Overemphasis on staple crops such as rice, soybean, sugar, corn doesn't provide much room for additional employment and income growth because productivity gains in these food crops have diminished, especially in Java where most farmers have less than half a hectare of land.

Farmers therefore need to shift to higher-value crops such as horticulture and other cash/industrial crops, fisheries and livestock, but these farming concepts require inter-ministerial cooperation to develop infrastructure, marketing and processing facilities, cooperatives, farmer organizations and other instruments of trade facilitation.

Significant improvement is needed in research capacity to develop high-yield strains, and more capable institutional extension services should be established to adapt technology to local farm conditions and disseminate it to farmers.

According to the World Bank, research accounts for only about 4 percent of total government expenditure on agriculture, as compared to more than 10 percent in Thailand and Malaysia.
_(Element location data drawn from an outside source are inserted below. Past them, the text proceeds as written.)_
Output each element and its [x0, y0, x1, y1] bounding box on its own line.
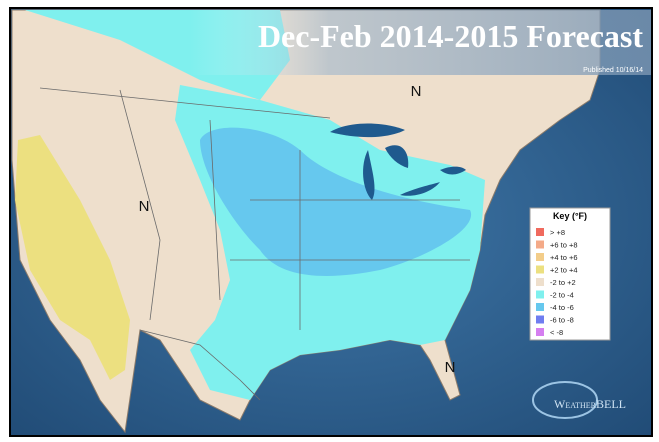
legend: Key (°F) > +8 +6 to +8 +4 to +6 +2 to +4 -2 …: [529, 207, 611, 341]
lake: [440, 166, 466, 175]
legend-swatch: [536, 315, 544, 324]
map-labels: N N N: [139, 83, 456, 376]
map-label: N: [411, 83, 422, 100]
border: [119, 89, 161, 321]
legend-label: -6 to -8: [550, 316, 574, 325]
legend-label: > +8: [550, 228, 565, 237]
legend-swatch: [536, 240, 544, 249]
legend-label: -2 to -4: [550, 291, 574, 300]
great-lakes: [330, 123, 466, 200]
legend-label: < -8: [550, 328, 563, 337]
legend-label: -2 to +2: [550, 278, 576, 287]
map-label: N: [139, 198, 150, 215]
legend-label: +6 to +8: [550, 241, 578, 250]
legend-label: -4 to -6: [550, 303, 574, 312]
lake: [363, 150, 375, 200]
title-banner: [190, 10, 651, 75]
legend-title: Key (°F): [553, 211, 587, 221]
lake: [330, 123, 405, 138]
lake: [385, 145, 409, 168]
colder-region: [200, 127, 472, 276]
border: [139, 329, 261, 401]
warm-region: [15, 135, 130, 380]
border: [209, 119, 470, 330]
legend-swatch: [536, 328, 544, 336]
legend-swatch: [536, 228, 544, 236]
legend-swatch: [536, 278, 544, 286]
legend-label: +4 to +6: [550, 253, 578, 262]
logo: WeatherBELL: [532, 381, 626, 419]
map-label: N: [445, 359, 456, 376]
published-date: Published 10/16/14: [583, 67, 643, 74]
lake: [400, 182, 440, 196]
legend-label: +2 to +4: [550, 266, 578, 275]
borders: [39, 87, 470, 401]
border: [39, 87, 331, 119]
logo-swirl: [532, 381, 598, 419]
logo-name: WeatherBELL: [554, 397, 626, 411]
legend-swatch: [536, 290, 544, 299]
legend-swatch: [536, 265, 544, 274]
legend-swatch: [536, 303, 544, 311]
title: Dec-Feb 2014-2015 Forecast: [258, 18, 643, 54]
legend-swatch: [536, 253, 544, 261]
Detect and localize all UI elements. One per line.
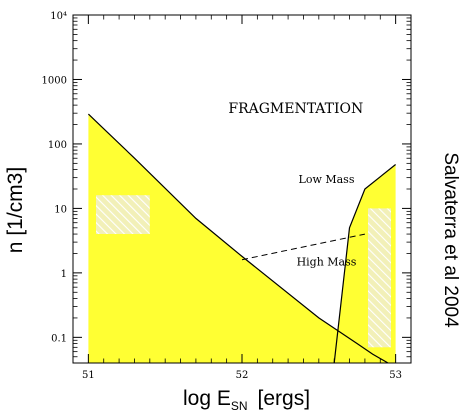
y-tick-label: 10 [54,204,67,215]
dashed-line [241,233,366,261]
hatched-box-1 [368,208,391,348]
y-tick-label: 1 [61,269,67,280]
y-tick-label: 0.1 [51,333,67,344]
boundary-line-left [87,113,389,364]
y-tick-label: 100 [48,140,67,151]
boundary-line-right [333,164,396,364]
region-fill-left [88,114,389,363]
plot-area [87,113,396,364]
x-axis-title-unit: [ergs] [258,387,311,410]
credit-label: Salvaterra et al 2004 [440,152,461,328]
axis-ticks: 51 52 53 0.1 1 10 100 1000 10⁴ [42,11,411,381]
x-axis-title-subscript: SN [231,399,248,412]
annotations: FRAGMENTATION Low Mass High Mass [228,101,363,268]
hatched-box-0 [96,195,150,234]
y-tick-label: 1000 [42,75,67,86]
x-axis-title-main: log E [183,387,231,410]
annotation-low-mass: Low Mass [299,173,355,186]
x-tick-label: 51 [82,370,95,381]
annotation-high-mass: High Mass [297,256,357,269]
y-tick-label: 10⁴ [50,11,67,22]
x-tick-label: 52 [236,370,249,381]
y-axis-title: n [1/cm3] [4,167,27,253]
x-tick-label: 53 [389,370,402,381]
x-axis-title: log ESN [ergs] [183,387,310,412]
annotation-fragmentation: FRAGMENTATION [228,101,363,117]
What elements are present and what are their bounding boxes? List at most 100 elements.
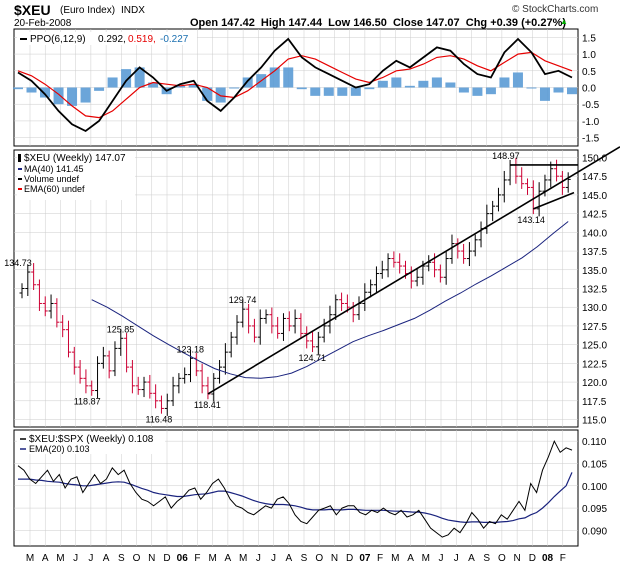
x-tick-label: M [56,553,64,564]
price-y-tick-label: 115.0 [582,416,607,427]
x-tick-label: M [239,553,247,564]
ppo-y-tick-label: -0.5 [582,100,600,111]
price-y-tick-label: 140.0 [582,228,607,239]
x-tick-label: 07 [359,553,371,564]
ppo-histogram-bar [175,85,186,88]
price-y-tick-label: 127.5 [582,322,607,333]
ppo-histogram-bar [283,67,294,88]
ppo-histogram-bar [553,87,564,93]
ppo-histogram-bar [148,82,159,88]
ppo-histogram-bar [215,87,226,103]
ppo-histogram-bar [445,82,456,88]
ppo-histogram-bar [53,87,64,105]
channel-trendline [533,191,575,210]
ppo-y-tick-label: 0.5 [582,67,596,78]
x-tick-label: M [391,553,399,564]
x-tick-label: J [73,553,78,564]
price-y-tick-label: 137.5 [582,247,607,258]
ppo-histogram-bar [431,77,442,88]
support-trendline [207,146,620,395]
x-tick-label: D [346,553,353,564]
ppo-y-tick-label: 0.0 [582,84,596,95]
x-tick-label: S [118,553,125,564]
x-tick-label: M [422,553,430,564]
ppo-histogram-bar [499,77,510,88]
x-tick-label: F [377,553,383,564]
ppo-histogram-bar [458,87,469,93]
x-tick-label: F [194,553,200,564]
ppo-y-tick-label: -1.0 [582,117,600,128]
price-annotation: 148.97 [492,151,520,161]
price-y-tick-label: 117.5 [582,397,607,408]
ppo-histogram-bar [337,87,348,96]
x-tick-label: J [88,553,93,564]
ppo-histogram-bar [134,67,145,88]
ppo-histogram-bar [539,87,550,101]
ppo-histogram-bar [94,87,105,91]
x-tick-label: J [454,553,459,564]
x-tick-label: N [513,553,520,564]
x-tick-label: A [103,553,110,564]
x-tick-label: M [26,553,34,564]
x-tick-label: S [301,553,308,564]
price-legend-bg [17,152,135,200]
x-tick-label: A [285,553,292,564]
ppo-histogram-bar [40,87,51,98]
ratio-legend-bg [17,432,165,454]
price-y-tick-label: 142.5 [582,210,607,221]
exchange-label: INDX [121,5,145,16]
x-tick-label: M [208,553,216,564]
ppo-histogram-bar [512,72,523,88]
ppo-histogram-bar [80,87,91,103]
ppo-histogram-bar [67,87,78,106]
x-tick-label: O [133,553,141,564]
x-tick-label: J [439,553,444,564]
ma40-line [91,221,569,379]
ppo-histogram-bar [323,87,334,96]
ratio-line [17,439,573,538]
ohlc-legend-icon [18,154,21,162]
index-name: (Euro Index) [60,5,116,16]
ppo-histogram-bar [350,87,361,96]
ppo-histogram-bar [121,69,132,88]
price-y-tick-label: 120.0 [582,378,607,389]
stockcharts-credit: © StockCharts.com [512,4,599,15]
price-y-tick-label: 125.0 [582,341,607,352]
price-y-tick-label: 132.5 [582,285,607,296]
price-annotation: 123.18 [177,344,205,354]
x-tick-label: A [42,553,49,564]
ppo-legend-label: PPO(6,12,9) [30,34,86,45]
ppo-histogram-bar [242,77,253,88]
ratio-y-tick-label: 0.110 [582,437,607,448]
panel-frame-2 [13,429,579,547]
price-legend-item: Volume undef [24,174,80,184]
ppo-histogram-bar [404,85,415,88]
price-y-tick-label: 130.0 [582,303,607,314]
change-up-icon: ▲ [560,17,568,26]
ratio-legend-title: $XEU:$SPX (Weekly) 0.108 [29,434,154,445]
x-tick-label: S [483,553,490,564]
x-tick-label: A [225,553,232,564]
ppo-histogram-bar [310,87,321,96]
ohlc-readout: Open 147.42 High 147.44 Low 146.50 Close… [190,17,567,29]
ppo-legend-signal: 0.519, [128,34,156,45]
chart-date: 20-Feb-2008 [14,18,72,29]
ppo-y-tick-label: -1.5 [582,134,600,145]
price-annotation: 125.85 [107,324,135,334]
price-annotation: 134.73 [4,258,32,268]
ppo-histogram-bar [26,87,37,93]
ppo-histogram-bar [526,87,537,89]
ppo-histogram-bar [377,80,388,88]
price-annotation: 118.41 [194,400,221,410]
price-y-tick-label: 145.0 [582,191,607,202]
ppo-histogram-bar [202,87,213,101]
price-y-tick-label: 150.0 [582,153,607,164]
x-tick-label: O [498,553,506,564]
ppo-histogram-bar [485,87,496,95]
ppo-histogram-bar [107,77,118,88]
x-tick-label: O [315,553,323,564]
x-tick-label: 08 [542,553,554,564]
ppo-histogram-bar [364,87,375,90]
ppo-legend-hist: -0.227 [160,34,189,45]
symbol-title: $XEU [14,2,51,18]
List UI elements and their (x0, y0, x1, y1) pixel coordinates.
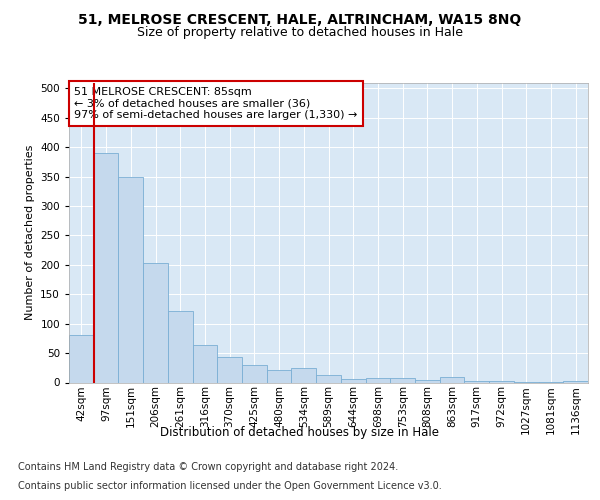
Bar (193, 346, 217, 383)
Bar (316, 375, 341, 382)
Bar (69, 336, 94, 382)
Bar (94, 153, 118, 382)
Bar (118, 176, 143, 382)
Text: 51, MELROSE CRESCENT, HALE, ALTRINCHAM, WA15 8NQ: 51, MELROSE CRESCENT, HALE, ALTRINCHAM, … (79, 12, 521, 26)
Bar (390, 378, 415, 382)
Text: Size of property relative to detached houses in Hale: Size of property relative to detached ho… (137, 26, 463, 39)
Text: Contains HM Land Registry data © Crown copyright and database right 2024.: Contains HM Land Registry data © Crown c… (18, 462, 398, 472)
Bar (168, 310, 193, 382)
Text: Distribution of detached houses by size in Hale: Distribution of detached houses by size … (161, 426, 439, 439)
Bar (563, 380, 588, 382)
Text: 51 MELROSE CRESCENT: 85sqm
← 3% of detached houses are smaller (36)
97% of semi-: 51 MELROSE CRESCENT: 85sqm ← 3% of detac… (74, 87, 358, 120)
Bar (143, 263, 168, 382)
Bar (267, 370, 292, 382)
Bar (440, 376, 464, 382)
Bar (341, 379, 365, 382)
Bar (464, 380, 489, 382)
Bar (415, 380, 440, 382)
Bar (365, 378, 390, 382)
Bar (292, 368, 316, 382)
Bar (242, 365, 267, 382)
Bar (217, 356, 242, 382)
Text: Contains public sector information licensed under the Open Government Licence v3: Contains public sector information licen… (18, 481, 442, 491)
Y-axis label: Number of detached properties: Number of detached properties (25, 145, 35, 320)
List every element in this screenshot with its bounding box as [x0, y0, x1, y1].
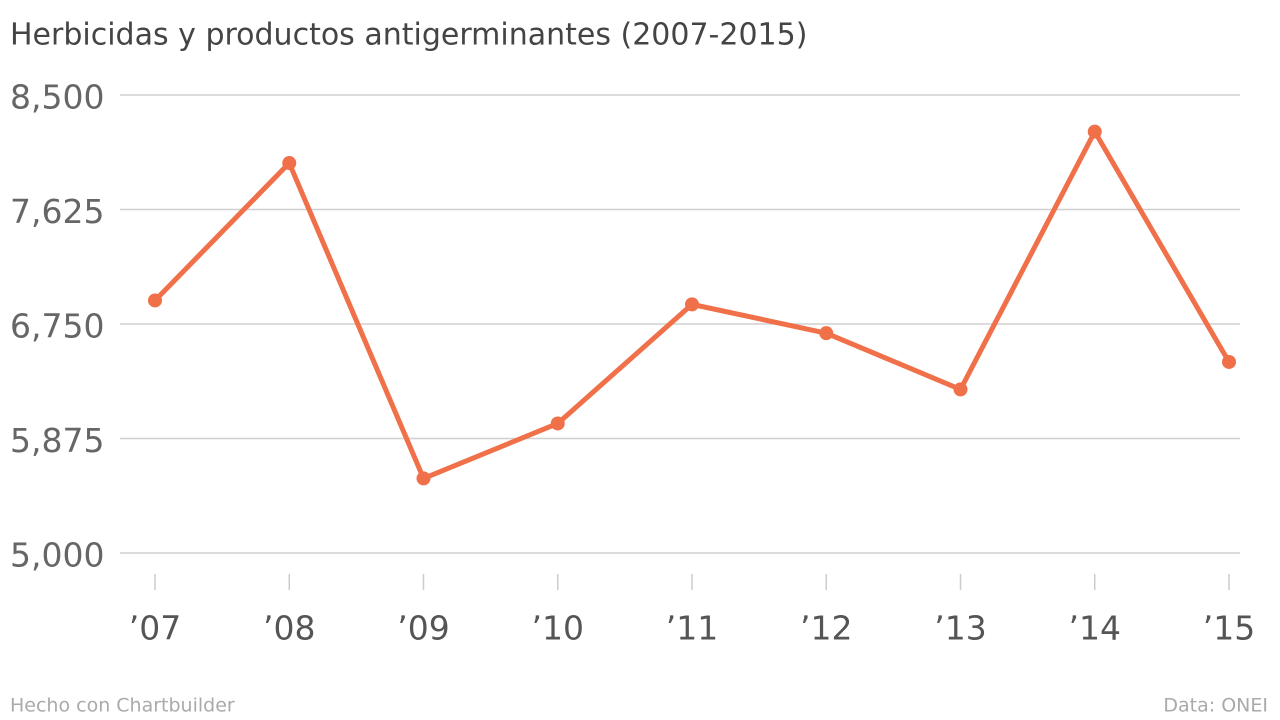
- y-tick-label: 6,750: [10, 307, 104, 346]
- x-tick-label: ’11: [666, 609, 718, 648]
- y-tick-label: 8,500: [10, 78, 104, 117]
- point: [416, 471, 431, 486]
- point: [550, 416, 565, 431]
- point: [1222, 354, 1236, 369]
- y-tick-label: 7,625: [10, 192, 104, 231]
- x-tick-label: ’15: [1203, 609, 1255, 648]
- x-tick-label: ’09: [397, 609, 449, 648]
- credit: Hecho con Chartbuilder: [10, 695, 235, 717]
- point: [953, 382, 968, 397]
- point: [1087, 124, 1102, 139]
- x-tick-label: ’10: [532, 609, 584, 648]
- point: [282, 156, 297, 171]
- point: [819, 326, 834, 341]
- x-tick-label: ’13: [934, 609, 986, 648]
- y-tick-label: 5,000: [10, 536, 104, 575]
- x-tick-label: ’12: [800, 609, 852, 648]
- source: Data: ONEI: [1163, 695, 1268, 717]
- point: [685, 297, 699, 312]
- x-tick-label: ’14: [1069, 609, 1121, 648]
- x-tick-label: ’08: [263, 609, 315, 648]
- y-tick-label: 5,875: [10, 421, 104, 460]
- x-tick-label: ’07: [129, 609, 181, 648]
- chart-title: Herbicidas y productos antigerminantes (…: [10, 18, 807, 53]
- point: [148, 293, 162, 308]
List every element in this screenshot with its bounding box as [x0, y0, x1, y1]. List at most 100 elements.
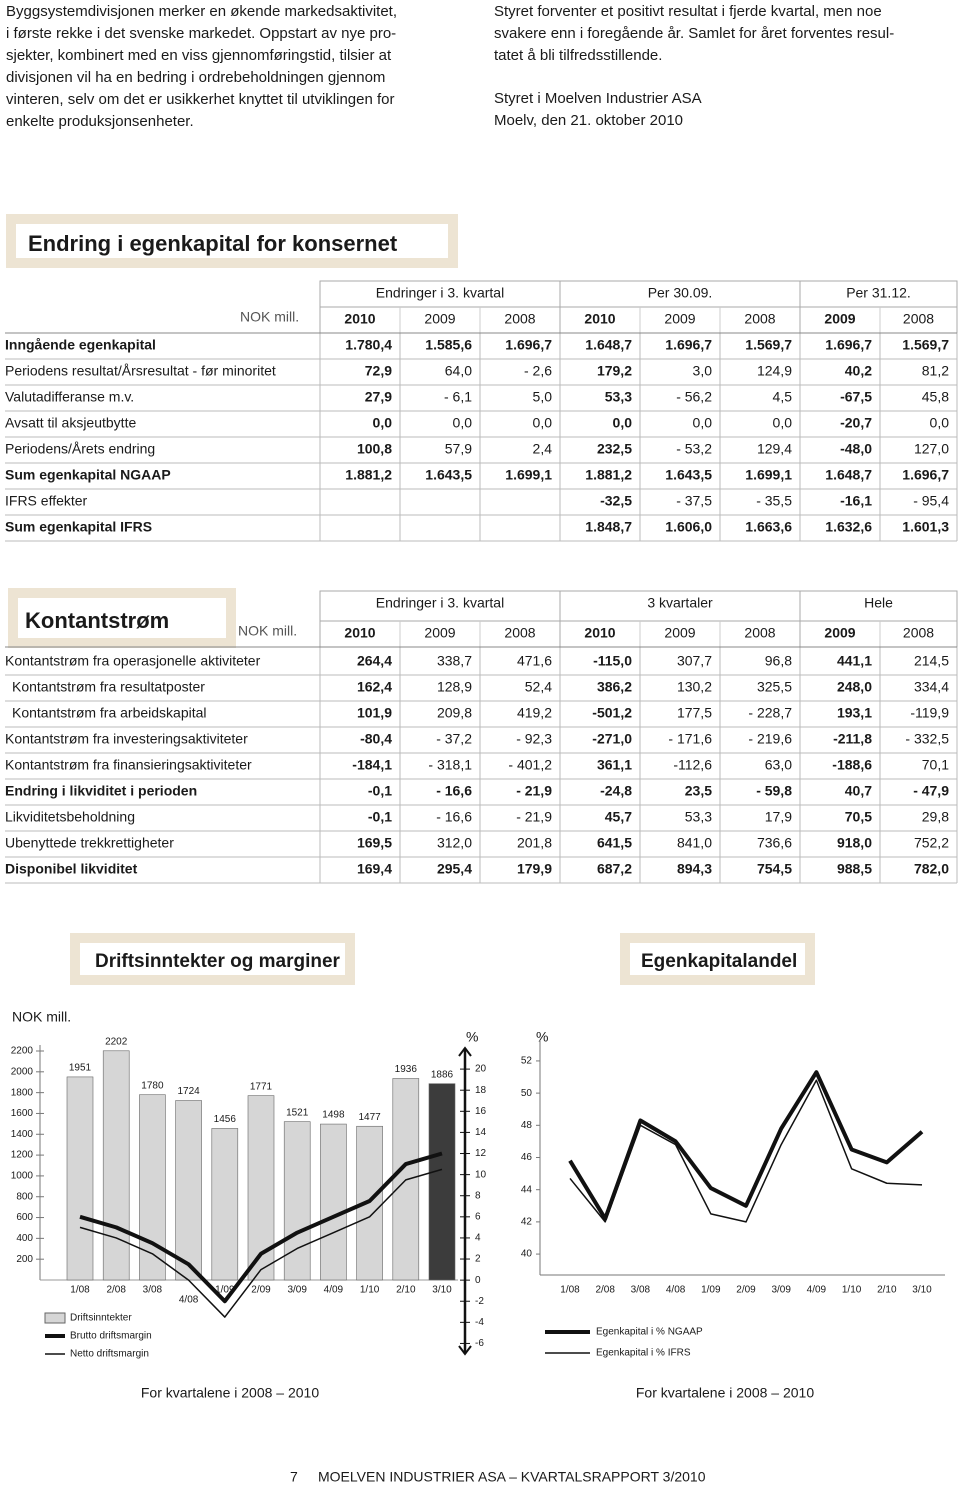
y-tick-label: 2000 [11, 1066, 34, 1077]
cell-value: - 95,4 [913, 493, 949, 509]
year-header: 2009 [424, 625, 455, 641]
paragraph-line: tatet å bli tilfredsstillende. [494, 47, 662, 64]
cell-value: 40,7 [845, 783, 872, 799]
bar-value-label: 1771 [250, 1081, 273, 1092]
year-header: 2009 [664, 311, 695, 327]
row-label: Inngående egenkapital [5, 337, 156, 353]
bar [66, 1076, 94, 1281]
cell-value: -271,0 [592, 731, 632, 747]
x-tick-label: 1/10 [842, 1285, 862, 1296]
year-header: 2008 [744, 625, 775, 641]
cell-value: 1.585,6 [425, 337, 472, 353]
row-label: Kontantstrøm fra operasjonelle aktivitet… [5, 653, 261, 669]
year-header: 2008 [903, 625, 934, 641]
cell-value: 63,0 [765, 757, 792, 773]
bar-value-label: 2202 [105, 1036, 128, 1047]
cell-value: 295,4 [437, 861, 472, 877]
y-tick-label: 1400 [11, 1129, 34, 1140]
chart-footnote: For kvartalene i 2008 – 2010 [636, 1385, 814, 1401]
bar [175, 1100, 202, 1281]
bar-value-label: 1886 [431, 1069, 454, 1080]
row-label: Avsatt til aksjeutbytte [5, 415, 136, 431]
group-header: Per 31.12. [846, 285, 911, 301]
cell-value: 1.643,5 [425, 467, 472, 483]
cell-value: 754,5 [757, 861, 792, 877]
x-tick-label: 2/10 [396, 1285, 416, 1296]
bar-value-label: 1780 [141, 1080, 164, 1091]
paragraph-line: vinteren, selv om det er usikkerhet knyt… [6, 91, 395, 108]
cell-value: - 16,6 [436, 809, 472, 825]
cell-value: 419,2 [517, 705, 552, 721]
y2-tick-label: 10 [475, 1169, 487, 1180]
cell-value: 2,4 [533, 441, 553, 457]
cell-value: 361,1 [597, 757, 632, 773]
legend-label: Brutto driftsmargin [70, 1331, 152, 1342]
paragraph-line: divisjonen vil ha en bedring i ordrebeho… [6, 69, 385, 86]
bar-value-label: 1456 [214, 1114, 237, 1125]
cell-value: 325,5 [757, 679, 792, 695]
paragraph-line: sjekter, kombinert med en viss gjennomfø… [6, 47, 392, 64]
y-tick-label: 200 [16, 1254, 33, 1265]
row-label: Endring i likviditet i perioden [5, 783, 197, 799]
x-tick-label: 2/08 [595, 1285, 615, 1296]
cell-value: 0,0 [930, 415, 950, 431]
legend-swatch [44, 1312, 66, 1324]
y-tick-label: 48 [521, 1120, 533, 1131]
cell-value: 169,4 [357, 861, 392, 877]
cell-value: 1.569,7 [745, 337, 792, 353]
line-series [79, 1151, 443, 1304]
cell-value: 1.606,0 [665, 519, 712, 535]
cell-value: - 401,2 [508, 757, 552, 773]
cell-value: 96,8 [765, 653, 792, 669]
cell-value: 1.881,2 [585, 467, 632, 483]
bar-value-label: 1724 [177, 1086, 200, 1097]
cell-value: 0,0 [693, 415, 713, 431]
y2-tick-label: 4 [475, 1233, 481, 1244]
cell-value: 201,8 [517, 835, 552, 851]
cell-value: - 37,5 [676, 493, 712, 509]
cell-value: - 171,6 [668, 731, 712, 747]
row-label: Kontantstrøm fra arbeidskapital [12, 705, 207, 721]
line-series [568, 1070, 924, 1221]
x-tick-label: 1/08 [70, 1285, 90, 1296]
group-header: Hele [864, 595, 893, 611]
cell-value: -16,1 [840, 493, 872, 509]
y2-tick-label: 6 [475, 1211, 481, 1222]
legend-label: Egenkapital i % IFRS [596, 1348, 691, 1359]
cell-value: - 219,6 [748, 731, 792, 747]
cell-value: -48,0 [840, 441, 872, 457]
cell-value: - 59,8 [756, 783, 792, 799]
cell-value: 193,1 [837, 705, 872, 721]
legend-label: Driftsinntekter [70, 1313, 132, 1324]
cell-value: - 47,9 [913, 783, 949, 799]
cell-value: 23,5 [685, 783, 712, 799]
group-header: 3 kvartaler [647, 595, 713, 611]
title-frame-inner [80, 943, 345, 975]
cell-value: 471,6 [517, 653, 552, 669]
cell-value: 988,5 [837, 861, 872, 877]
y-tick-label: 800 [16, 1191, 33, 1202]
row-label: Sum egenkapital IFRS [5, 519, 152, 535]
cell-value: 1.699,1 [745, 467, 792, 483]
cell-value: 81,2 [922, 363, 949, 379]
bar [211, 1128, 239, 1281]
year-header: 2008 [504, 625, 535, 641]
cell-value: 214,5 [914, 653, 949, 669]
year-header: 2008 [504, 311, 535, 327]
y-tick-label: 46 [521, 1152, 533, 1163]
y2-tick-label: 12 [475, 1148, 487, 1159]
line-series [569, 1079, 923, 1223]
cell-value: 1.848,7 [585, 519, 632, 535]
group-header: Endringer i 3. kvartal [376, 285, 504, 301]
y-tick-label: 40 [521, 1249, 533, 1260]
cell-value: 179,2 [597, 363, 632, 379]
row-label: Periodens/Årets endring [5, 441, 155, 457]
cell-value: 17,9 [765, 809, 792, 825]
cell-value: - 21,9 [516, 783, 552, 799]
cell-value: 0,0 [453, 415, 473, 431]
cell-value: 736,6 [757, 835, 792, 851]
x-tick-label: 3/09 [287, 1285, 307, 1296]
cell-value: 124,9 [757, 363, 792, 379]
cell-value: 128,9 [437, 679, 472, 695]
Extension services, however, need to be decentralized as national 'standard package' extension services cannot be applied to the widely varying farm conditions in the various provinces. However, as severely-limited resources make it impossible for the government to provide such extension services, the business climate should be made conducive for investment in the propagation of high-yield seedlings. Since the marketing of seedlings or strains requires technical support, investors will also have a great interest in themselves providing technical extension services to farmers.

The new concept of agricultural development also requires the ministry of agriculture to redefine its role, especially since most state budget appropriations for agriculture have been put under the management of local administrations since the implementation of local autonomy in 2001.

The ministry of agriculture should focus its attention and resources on facilitation and on the enforcement of national standards for farm produce and for such inputs as seedlings, varieties and pesticides which affect farm productivity.